The Library of Congress (LOC) is a bastion of historical holdings, with some really old objects you’d expect to find, like Abraham Lincoln’s inaugural Bible, a rough draft of the Declaration of Independence, and Walt Whitman’s notebooks. However, there's also no dearth of weird artifacts in the Library of Congress. In fact, the world’s largest library, founded in 1800, contains plenty of antiquated items that are perhaps less than venerable but still fascinating. Along with books, the library’s 164 million items include old films, sheet music, maps, comics, advertisements, recordings, recipes, posters, photographs, newspapers... and hair.
Yes, the LOC has locks of hair in its collections, from the revered heads of Thomas Jefferson and Walt Whitman, among other famous figures. Many of these weird old objects in the Library of Congress (including the hair cuttings) are available for viewing in digital format, although most are not digitized – understandably – because the Library adds about 12,000 items each day. So, what's the strangest thing in the Library of Congress? It's too hard to choose, but here are some of the lesser-known and downright weirdest artifacts in the Library of Congress.
“Ah-CHOO.” Sneeze and you’ll miss this five-second movie, the first motion picture to be copyrighted in the United States. Fred Ott's Sneeze is a black-and-white, silent kinetoscopic film shot in 1894 by William Kennedy-Laurie Dickson, one of Thomas Edison’s assistants. In the film, Fred Ott, an Edison employee known for his comic antics, takes a pinch of snuff and sneezes. According to the Library of Congress, it was filmed "for publicity purposes as a series of still photographs to accompany an article in Harper’s weekly.”
Modern-day movie theater annoyances that necessitate pre-film and on-screen warnings generally refer to turning off cell phones. In the early days of cinema, the big offenders were less technical but equally obtrusive: ladies’ hats. The Library of Congress has a collection of slides from old movie theaters in the early 1900s with “movie etiquette” suggestions like “Applaud with hands only” and “If annoyed when here please tell the management.” Or, for women with towering headgear, “Madam how would you like to sit behind the hat you’re wearing.”
Palmistry is the practice of studying someone’s hands as a way to interpret the person’s personality. Palmist Nellie Simmons Meier examined the hand prints of famed aviator Amelia Earhart, the first woman to fly solo across the Atlantic, in 1933 – four years before Earhart mysteriously disappeared during a flight over the Pacific Ocean.

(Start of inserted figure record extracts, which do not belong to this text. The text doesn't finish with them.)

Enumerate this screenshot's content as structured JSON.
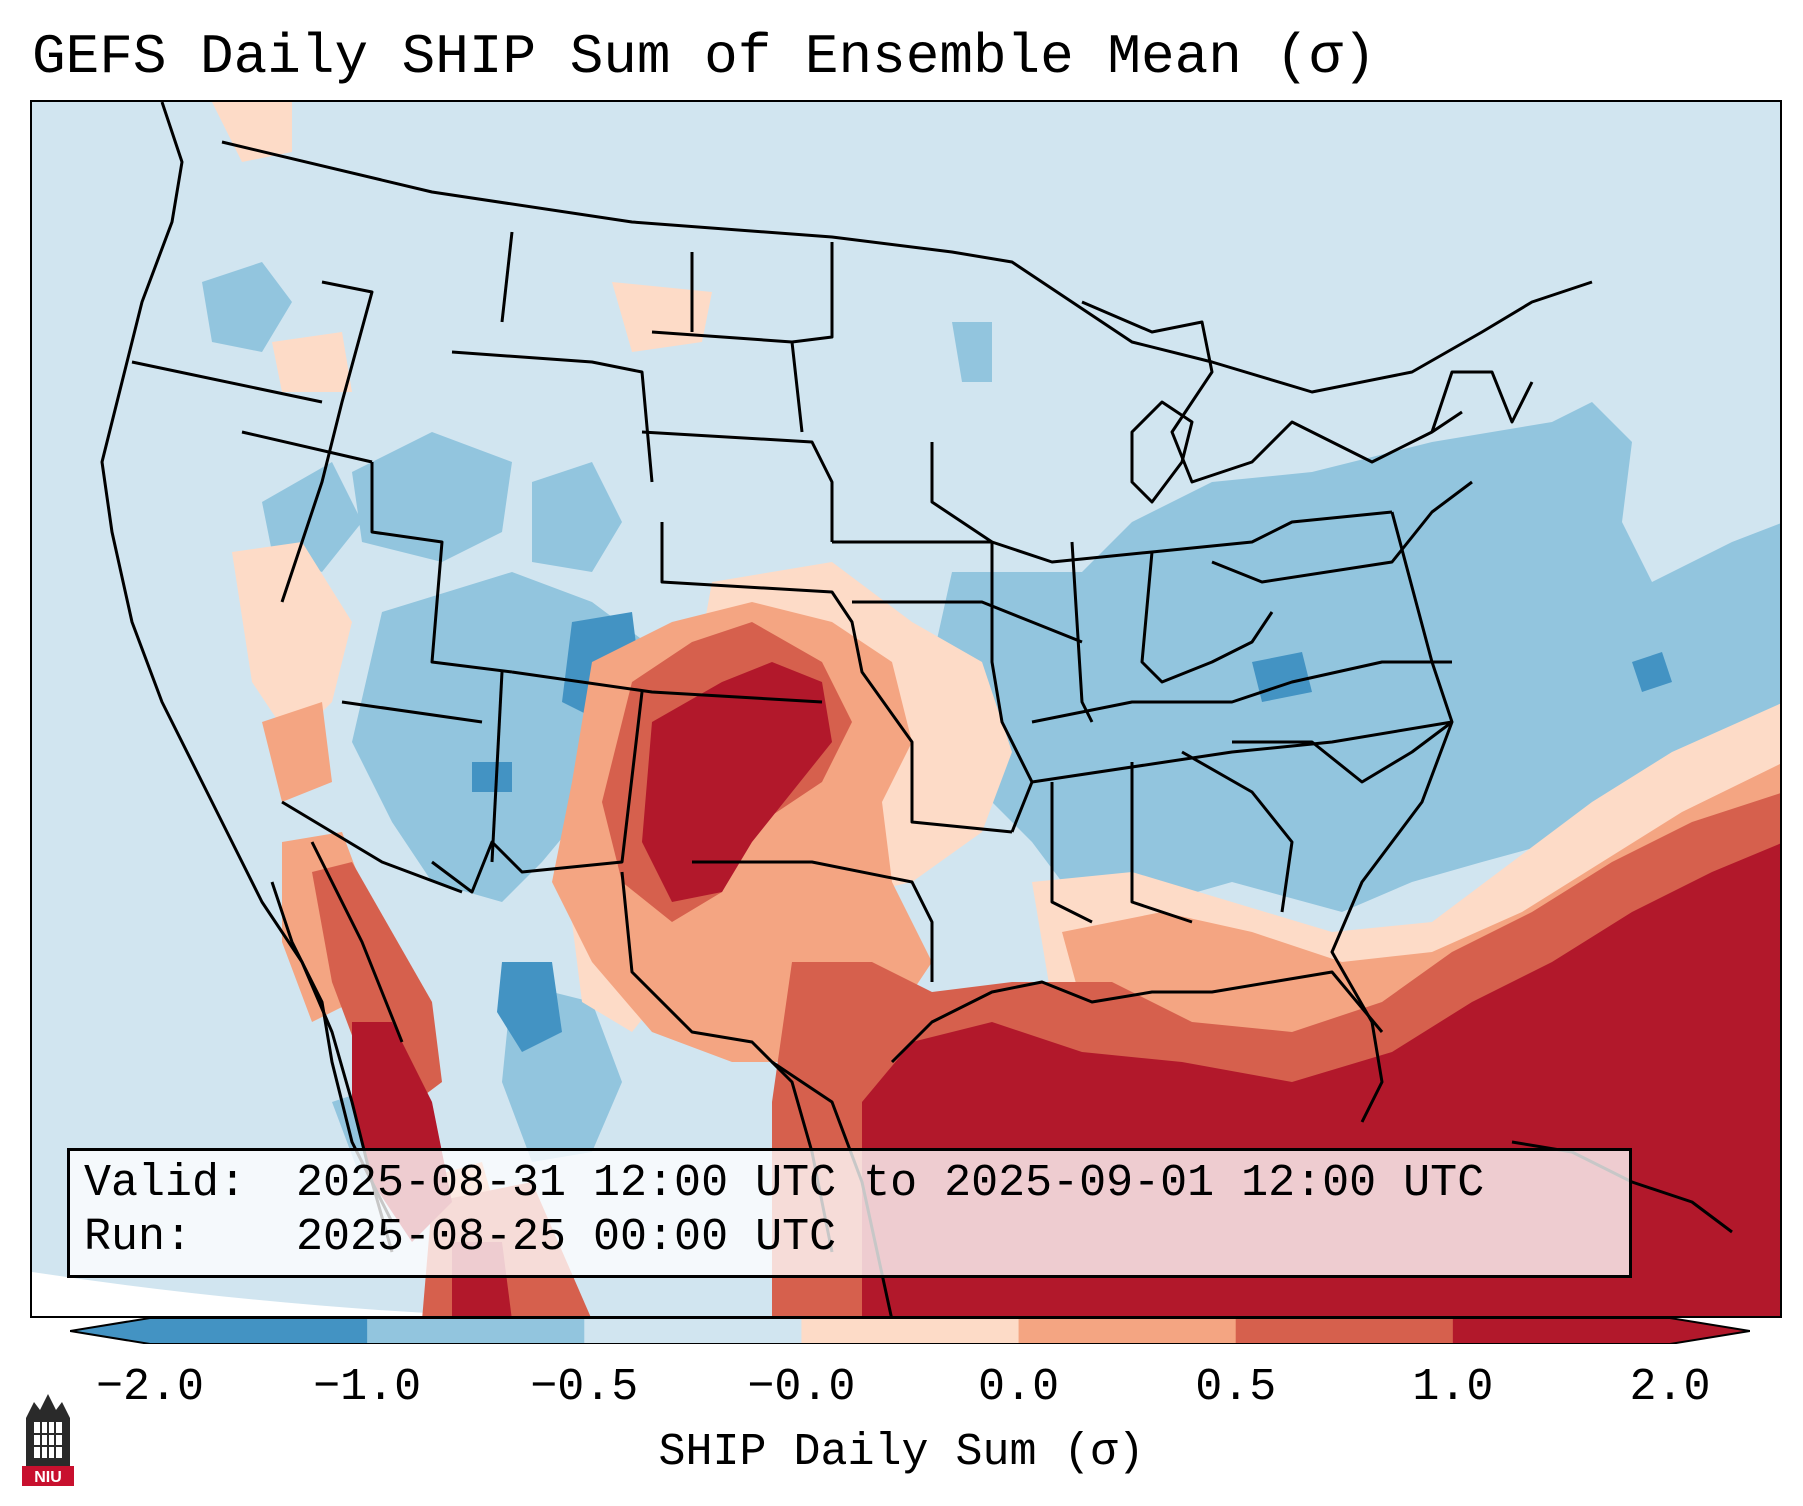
{
  "title": "GEFS Daily SHIP Sum of Ensemble Mean (σ)",
  "info": {
    "valid_label": "Valid:",
    "valid_value": "2025-08-31 12:00 UTC to 2025-09-01 12:00 UTC",
    "run_label": "Run:",
    "run_value": "2025-08-25 00:00 UTC"
  },
  "colorbar": {
    "label": "SHIP Daily Sum (σ)",
    "ticks": [
      "−2.0",
      "−1.0",
      "−0.5",
      "−0.0",
      "0.0",
      "0.5",
      "1.0",
      "2.0"
    ],
    "colors": [
      "#4393c3",
      "#92c5de",
      "#d1e5f0",
      "#ffffff",
      "#fddbc7",
      "#f4a582",
      "#d6604d",
      "#b2182b"
    ],
    "under_color": "#2166ac",
    "over_color": "#67001f"
  },
  "logo": {
    "text": "NIU"
  }
}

In Meier's book Lions’ Paws: The Story of Famous Hands (the book’s original prints and character analyses were donated to the Library of Congress), she wrote the following about Earheart:
The length of the palm indicates the love of physical activity, but the restraining influence shown by the length of the fingers, indicative of carefulness in detail, enables her to make careful preparation toward accomplishing a definite goal.
The “birth certificate” is actually a world map described as the first document printed with the name “America.” Created by cartographer Martin Waldseemüller in 1507 CE and acquired by the Library of Congress in 2003, the world map has a mouthful of a Latin name: “Universalis cosmographia secundum Ptholomaei traditionem et Americi Vespucii aliorū que lustratione,” which translates to “A drawing of the whole earth following the tradition of Ptolemy and the travels of Amerigo Vespucci and others.” To Americans today, the map probably looks fairly accurate, but to long-ago Europeans, “America” was a big chunk of unknown continent. The document is also the first map to show a separate Western Hemisphere and Pacific Ocean.

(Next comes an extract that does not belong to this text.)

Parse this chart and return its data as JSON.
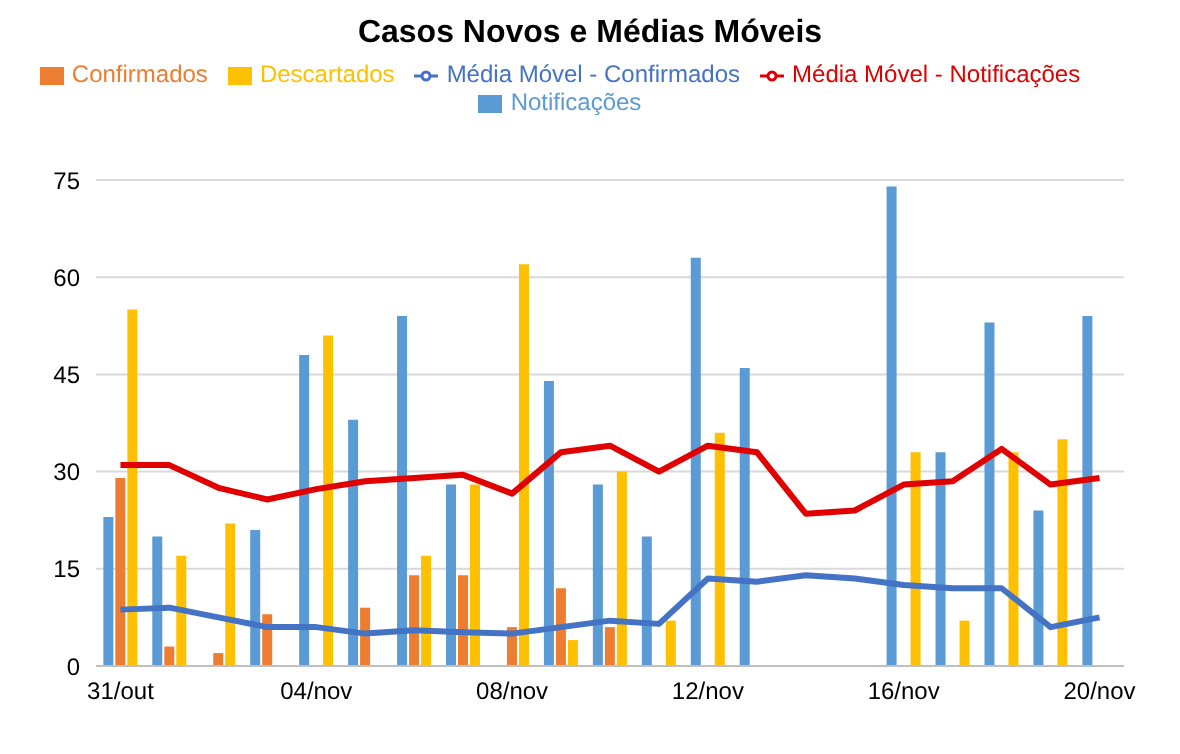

Before Parker Brothers started selling the popular game Monopoly in 1935, the company dabbled in economics and business via a board game called “The Office Boy,” released in 1889. According to the Museum of Play, the game was produced during the days of Horatio Alger’s stories about young men achieving the American Dream. Players work their way up in the company from stock boy to traveling salesman to junior partner to head of the firm. “Carelessness” and “temperance” set players back; “integrity” and “promptness” put them on the path to promotion. The Office Girls didn't even get to pass Go.
"Shining, gleaming, streaming, flaxen, waxen... hair." Well, not so much anymore. These locks have lost their luster, but the Library of Congress does have samples of hair from famous people, including Thomas Jefferson, Walt Whitman and James Madison. Jefferson's family took the cuttings from his deathbed. Whitman's housekeeper chopped off a few strands of his hair. Madison's clippings are tidily braided inside a velvet-lined gold case.